HOW-MANY PALYNOLOGICALLY CONSTRAINED GLACIAL EVENTS DURING THE LATE DEVONIAN AND MISSISSIPPIAN OF GONDWANA
Glacial and interglacial cycles are quite evident after the sharp climate change occurring during the Late Famennian, in the Middle expansa Zone, introducing a new, almost cosmopolitan vegetation belt characterized by the miospore Retispora lepidophyta. But the best documented part of the Late Devonian-Mississippian time-span is obviously the Latest Famennian age, when glacial deposits reached sealevel. Based on miospore (and locally on acritarch) quantitative data, cycles are very obvious in equatorial (Greenland) and tropical (Ardennes-Rhine) regions. They allow very detailed correlation of the Hangenberg Crisis, in the Middle-praesulcata Zone, with new geochemical data from tropical (Western Europe) and subtropical (Southern France and Morocco) regions.
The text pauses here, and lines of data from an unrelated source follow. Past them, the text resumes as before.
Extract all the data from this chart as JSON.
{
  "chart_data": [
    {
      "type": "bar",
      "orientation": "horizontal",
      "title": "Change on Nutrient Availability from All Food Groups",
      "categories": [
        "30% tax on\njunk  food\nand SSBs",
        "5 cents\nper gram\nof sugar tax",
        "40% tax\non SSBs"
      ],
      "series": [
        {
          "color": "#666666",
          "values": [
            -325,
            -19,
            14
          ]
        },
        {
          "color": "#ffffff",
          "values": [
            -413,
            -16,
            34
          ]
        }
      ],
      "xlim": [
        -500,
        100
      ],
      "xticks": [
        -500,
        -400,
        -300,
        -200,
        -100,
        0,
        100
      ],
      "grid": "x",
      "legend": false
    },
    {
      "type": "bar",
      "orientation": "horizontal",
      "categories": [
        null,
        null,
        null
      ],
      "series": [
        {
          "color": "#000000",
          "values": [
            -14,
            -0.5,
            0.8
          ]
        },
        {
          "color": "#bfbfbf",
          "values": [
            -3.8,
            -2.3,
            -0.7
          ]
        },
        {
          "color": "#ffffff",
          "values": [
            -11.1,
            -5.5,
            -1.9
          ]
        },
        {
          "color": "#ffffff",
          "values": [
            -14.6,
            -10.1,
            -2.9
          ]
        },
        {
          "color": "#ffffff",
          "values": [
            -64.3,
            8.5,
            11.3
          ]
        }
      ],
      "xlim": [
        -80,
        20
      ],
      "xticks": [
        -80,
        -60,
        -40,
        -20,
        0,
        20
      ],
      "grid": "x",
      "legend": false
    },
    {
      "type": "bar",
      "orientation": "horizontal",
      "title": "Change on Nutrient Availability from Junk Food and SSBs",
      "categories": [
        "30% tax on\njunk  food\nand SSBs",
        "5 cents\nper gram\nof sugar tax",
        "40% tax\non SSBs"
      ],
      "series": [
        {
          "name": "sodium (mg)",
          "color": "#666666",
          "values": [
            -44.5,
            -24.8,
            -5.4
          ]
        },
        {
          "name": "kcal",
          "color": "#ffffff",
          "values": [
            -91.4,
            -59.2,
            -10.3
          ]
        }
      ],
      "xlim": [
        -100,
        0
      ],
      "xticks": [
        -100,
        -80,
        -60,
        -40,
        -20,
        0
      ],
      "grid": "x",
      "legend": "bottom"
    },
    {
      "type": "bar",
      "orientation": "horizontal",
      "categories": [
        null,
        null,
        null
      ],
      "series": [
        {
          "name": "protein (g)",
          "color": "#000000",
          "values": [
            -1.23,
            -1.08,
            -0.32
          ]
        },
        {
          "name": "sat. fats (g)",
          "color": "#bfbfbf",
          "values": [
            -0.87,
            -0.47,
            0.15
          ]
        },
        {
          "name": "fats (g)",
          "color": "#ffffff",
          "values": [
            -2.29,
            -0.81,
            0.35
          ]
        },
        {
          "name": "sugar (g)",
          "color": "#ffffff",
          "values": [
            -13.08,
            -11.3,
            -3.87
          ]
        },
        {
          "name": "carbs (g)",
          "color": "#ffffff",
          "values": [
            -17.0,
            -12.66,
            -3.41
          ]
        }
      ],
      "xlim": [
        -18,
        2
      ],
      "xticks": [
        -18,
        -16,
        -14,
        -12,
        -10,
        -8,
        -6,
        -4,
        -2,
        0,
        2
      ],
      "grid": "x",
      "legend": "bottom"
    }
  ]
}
Sealevel changes during the Latest Frasnian to Late Famennian time-span may correspond to tectonic events, since no dated glacial deposits are recorded in this interval. Middle or Late Tournaisian diamictites in South America are ambiguously characterized by their miospore content. But South American Late Viséan diamictites are palynologically constrained. In Western Gondwana diamictites are preceded by erosional or nondepositional gaps which are so far poorly explained.